Leonard took a deep breath and returned to his seat. 12:04 p.m.

He turned his monitor back on and hit Alina’s tracking button. A map of the hospital district popped up on the screen. A small red dot pulsed in the middle of a building just south of Children’s Hospital.

The Neil Nelson Medical Center had been the newest and finest private hospital in Colorado…before the Feds took it over and turned it into the dysfunctional operation Alina had described to him.

Leonard tapped his finger on the desk waiting for something to happen. He moved his mouse around absentmindedly. As the stationary dot continued to pulse, Leonard noticed something he had missed the first time he visited the tracking system. In the bottom right corner, the outline of a battery appeared to be nearly full.

A minute later the dot slowly moved north.
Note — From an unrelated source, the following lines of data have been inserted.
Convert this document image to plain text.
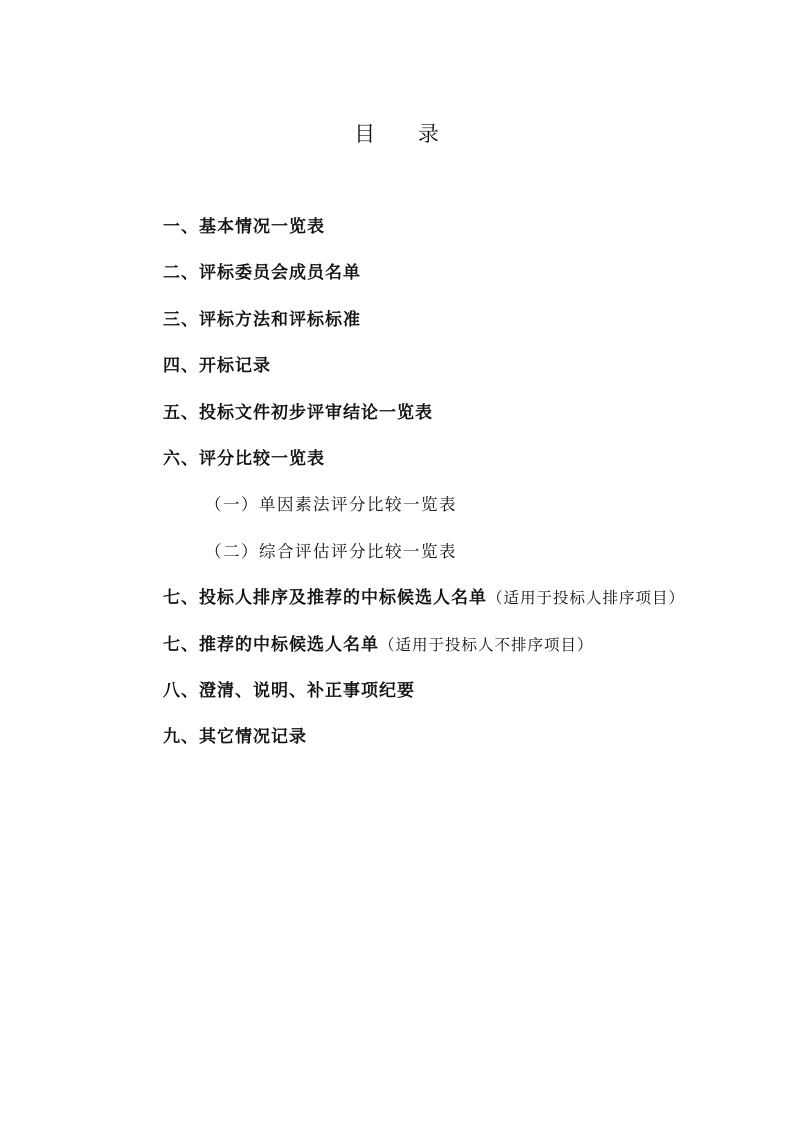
目 录
一、基本情况一览表
二、评标委员会成员名单
三、评标方法和评标标准
四、开标记录
五、投标文件初步评审结论一览表
六、评分比较一览表
（一）单因素法评分比较一览表
（二）综合评估评分比较一览表
七、投标人排序及推荐的中标候选人名单（适用于投标人排序项目）
七、推荐的中标候选人名单（适用于投标人不排序项目）
八、澄清、说明、补正事项纪要
九、其它情况记录
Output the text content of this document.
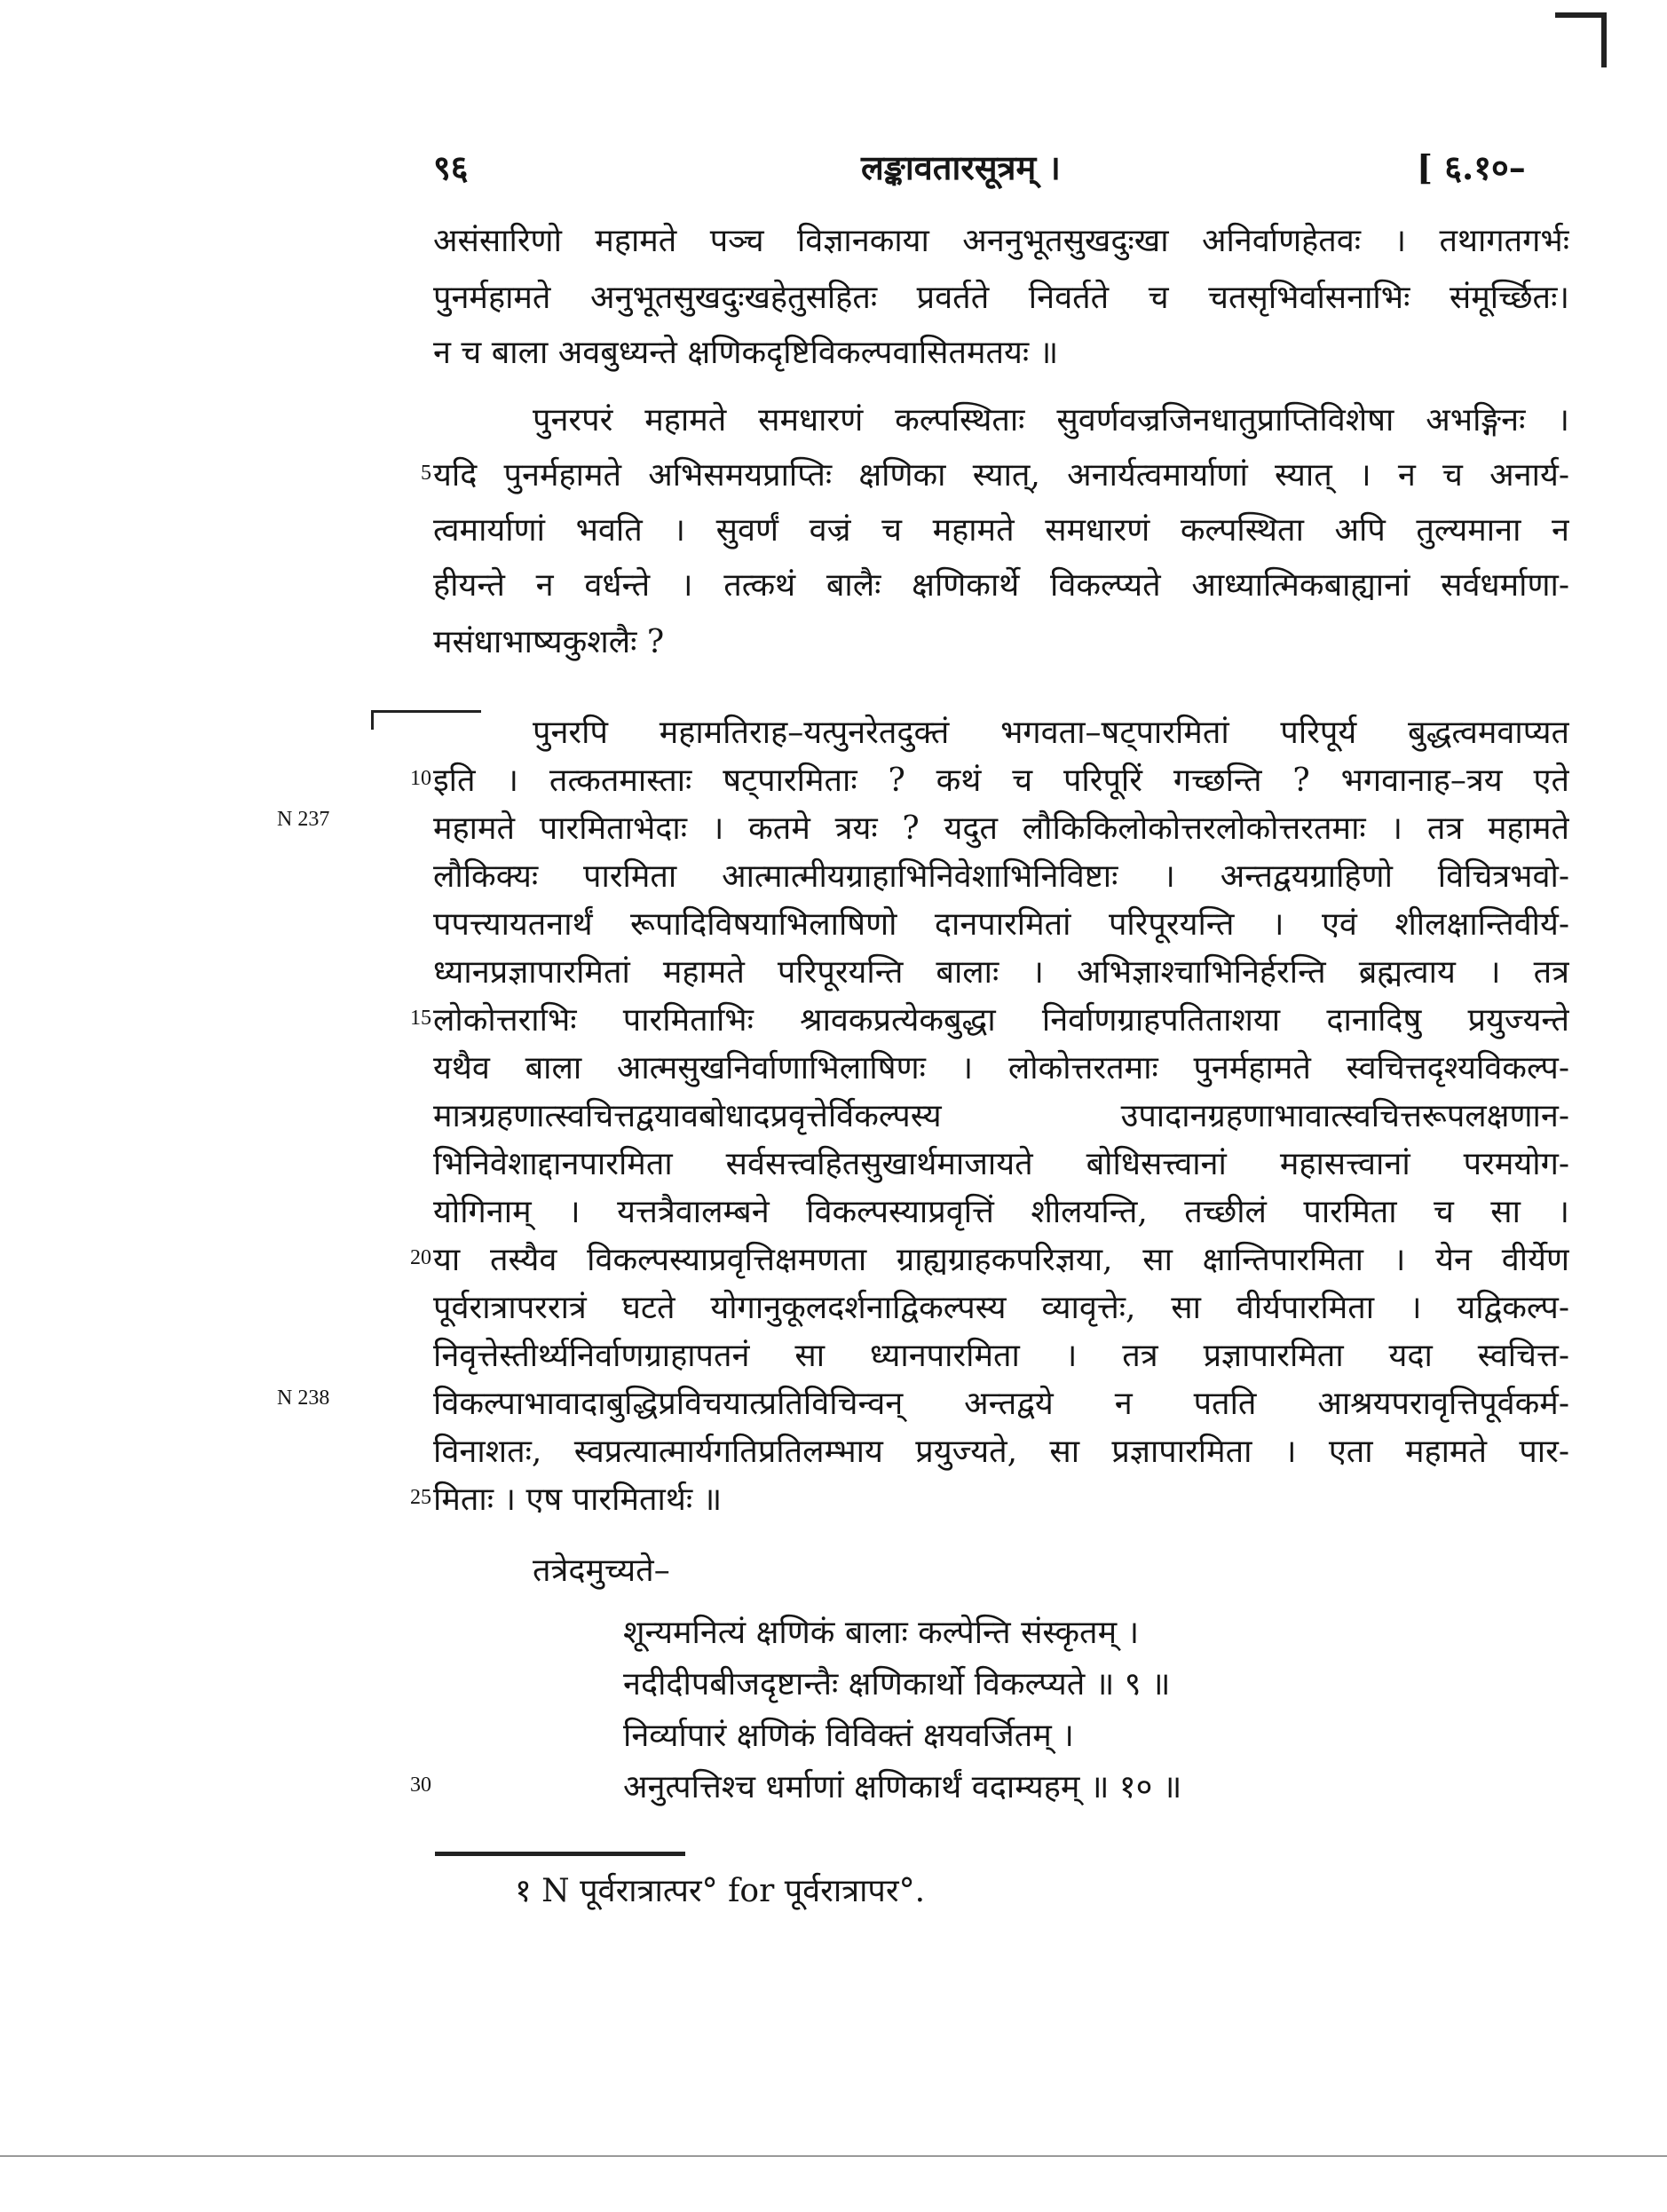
९६	लङ्कावतारसूत्रम् ।	[ ६.१०–
N 237
N 238
असंसारिणो महामते पञ्च विज्ञानकाया अननुभूतसुखदुःखा अनिर्वाणहेतवः । तथागतगर्भः
पुनर्महामते अनुभूतसुखदुःखहेतुसहितः प्रवर्तते निवर्तते च चतसृभिर्वासनाभिः संमूर्च्छितः।
न च बाला अवबुध्यन्ते क्षणिकदृष्टिविकल्पवासितमतयः ॥
पुनरपरं महामते समधारणं कल्पस्थिताः सुवर्णवज्रजिनधातुप्राप्तिविशेषा अभङ्गिनः ।
5 यदि पुनर्महामते अभिसमयप्राप्तिः क्षणिका स्यात्, अनार्यत्वमार्याणां स्यात् । न च अनार्य-
त्वमार्याणां भवति । सुवर्णं वज्रं च महामते समधारणं कल्पस्थिता अपि तुल्यमाना न
हीयन्ते न वर्धन्ते । तत्कथं बालैः क्षणिकार्थे विकल्प्यते आध्यात्मिकबाह्यानां सर्वधर्माणा-
मसंधाभाष्यकुशलैः ?
पुनरपि महामतिराह–यत्पुनरेतदुक्तं भगवता–षट्पारमितां परिपूर्य बुद्धत्वमवाप्यत
10 इति । तत्कतमास्ताः षट्पारमिताः ? कथं च परिपूरिं गच्छन्ति ? भगवानाह–त्रय एते
महामते पारमिताभेदाः । कतमे त्रयः ? यदुत लौकिकिलोकोत्तरलोकोत्तरतमाः । तत्र महामते
लौकिक्यः पारमिता आत्मात्मीयग्राहाभिनिवेशाभिनिविष्टाः । अन्तद्वयग्राहिणो विचित्रभवो-
पपत्त्यायतनार्थं रूपादिविषयाभिलाषिणो दानपारमितां परिपूरयन्ति । एवं शीलक्षान्तिवीर्य-
ध्यानप्रज्ञापारमितां महामते परिपूरयन्ति बालाः । अभिज्ञाश्चाभिनिर्हरन्ति ब्रह्मत्वाय । तत्र
15 लोकोत्तराभिः पारमिताभिः श्रावकप्रत्येकबुद्धा निर्वाणग्राहपतिताशया दानादिषु प्रयुज्यन्ते
यथैव बाला आत्मसुखनिर्वाणाभिलाषिणः । लोकोत्तरतमाः पुनर्महामते स्वचित्तदृश्यविकल्प-
मात्रग्रहणात्स्वचित्तद्वयावबोधादप्रवृत्तेर्विकल्पस्य उपादानग्रहणाभावात्स्वचित्तरूपलक्षणान-
भिनिवेशाद्दानपारमिता सर्वसत्त्वहितसुखार्थमाजायते बोधिसत्त्वानां महासत्त्वानां परमयोग-
योगिनाम् । यत्तत्रैवालम्बने विकल्पस्याप्रवृत्तिं शीलयन्ति, तच्छीलं पारमिता च सा ।
20 या तस्यैव विकल्पस्याप्रवृत्तिक्षमणता ग्राह्यग्राहकपरिज्ञया, सा क्षान्तिपारमिता । येन वीर्येण
पूर्वरात्रापररात्रं घटते योगानुकूलदर्शनाद्विकल्पस्य व्यावृत्तेः, सा वीर्यपारमिता । यद्विकल्प-
निवृत्तेस्तीर्थ्यनिर्वाणग्राहापतनं सा ध्यानपारमिता । तत्र प्रज्ञापारमिता यदा स्वचित्त-
विकल्पाभावादाबुद्धिप्रविचयात्प्रतिविचिन्वन् अन्तद्वये न पतति आश्रयपरावृत्तिपूर्वकर्म-
विनाशतः, स्वप्रत्यात्मार्यगतिप्रतिलम्भाय प्रयुज्यते, सा प्रज्ञापारमिता । एता महामते पार-
मिताः । एष पारमितार्थः ॥
25
तत्रेदमुच्यते–
शून्यमनित्यं क्षणिकं बालाः कल्पेन्ति संस्कृतम् ।
नदीदीपबीजदृष्टान्तैः क्षणिकार्थो विकल्प्यते ॥ ९ ॥
निर्व्यापारं क्षणिकं विविक्तं क्षयवर्जितम् ।
30	अनुत्पत्तिश्च धर्माणां क्षणिकार्थं वदाम्यहम् ॥ १० ॥
१ N पूर्वरात्रात्पर° for पूर्वरात्रापर°.
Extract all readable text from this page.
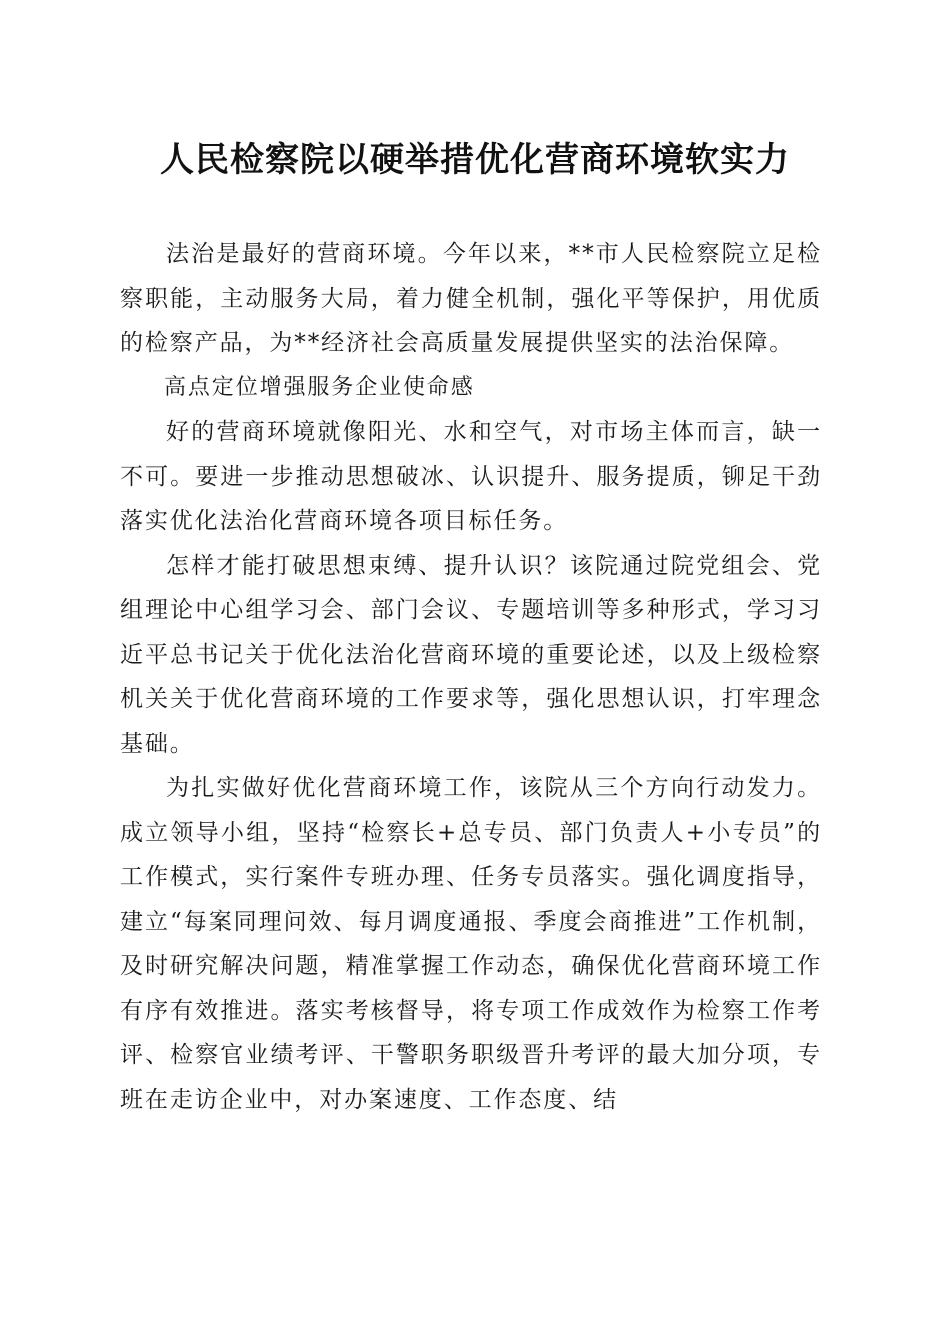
人民检察院以硬举措优化营商环境软实力

法治是最好的营商环境。今年以来，**市人民检察院立足检察职能，主动服务大局，着力健全机制，强化平等保护，用优质的检察产品，为**经济社会高质量发展提供坚实的法治保障。

高点定位增强服务企业使命感

好的营商环境就像阳光、水和空气，对市场主体而言，缺一不可。要进一步推动思想破冰、认识提升、服务提质，铆足干劲落实优化法治化营商环境各项目标任务。

怎样才能打破思想束缚、提升认识？该院通过院党组会、党组理论中心组学习会、部门会议、专题培训等多种形式，学习习近平总书记关于优化法治化营商环境的重要论述，以及上级检察机关关于优化营商环境的工作要求等，强化思想认识，打牢理念基础。

为扎实做好优化营商环境工作，该院从三个方向行动发力。成立领导小组，坚持“检察长+总专员、部门负责人+小专员”的工作模式，实行案件专班办理、任务专员落实。强化调度指导，建立“每案同理问效、每月调度通报、季度会商推进”工作机制，及时研究解决问题，精准掌握工作动态，确保优化营商环境工作有序有效推进。落实考核督导，将专项工作成效作为检察工作考评、检察官业绩考评、干警职务职级晋升考评的最大加分项，专班在走访企业中，对办案速度、工作态度、结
Leonard’s heart raced. He felt almost joyful. Here was his beloved wife reduced to a pulsing dot on a map, and all he could do was smile. Life. Death. Possibility. It all came together in this moment…watching his wife’s dot amble north making its way toward Fitzsimmons Drive.

As promised the dot stopped in the northwest corner of Fitzsimmons and Seventeenth where several roads merged in front of the Fitzsimmons Army Medical Center. Presumably Alina was stashing her ID pass in a safe place.

Leonard held his breath. The dot remained in the same place. Fifteen seconds. Thirty. Sixty. Two minutes. Leonard had to suppress a shout of joy as he pushed his chair away from the desk and spun three times. He looked at his watch and examined the screen again. Nearly three minutes.

“Yes,” he said, clenching one fist and pulling it into his chest.

All the emotions of the previous two days — thoughts he pushed down, fears he refused to face, passions he dared not pursue — they all scrambled to emerge as a wave of relief overcame Leonard. He confronted images of Sandy’s lifeless form, a girl lost before her time. Anger, shock, and sadness colored the morning, but now Leonard had hope. Tears formed at the edges of his eyes.

The experiment proved what they suspected, what they dreamed. The tracking transmitters were in their ID passes. Thankfully, Max was creating new identities for them. Clean IDs with no chips. The Tramers
would
escape and make a new life for themselves in Grand Junction — a free society that the Stasi Satellites and the Watcher Listening Network could not infiltrate. Leonard spun around in his chair once more.

As he settled back at his desk, the most dreadful thing confronted his eyes.

No.

The dot was moving. North. He zoomed in. Weaving in and around the walking paths at the Fitzsimmons Army Medical Center, the dot gained ground at an admirable speed. Alina was walking. And the WLN was following her every step.

It confirmed the possibility that he deeply feared, but dare not voice. The transmitter was not in her ID pass.

It was in Alina.

Chapter Nineteen

For the duration of the lunch hour, Leonard exhausted his brain trying to hack into the tracking software. He had hoped to find a way to disable the tracking links to Alina, himself, and Natalia. Unless someone was looking, he reasoned, they wouldn’t notice an inoperative tracking number. Nevertheless, his efforts were in vain.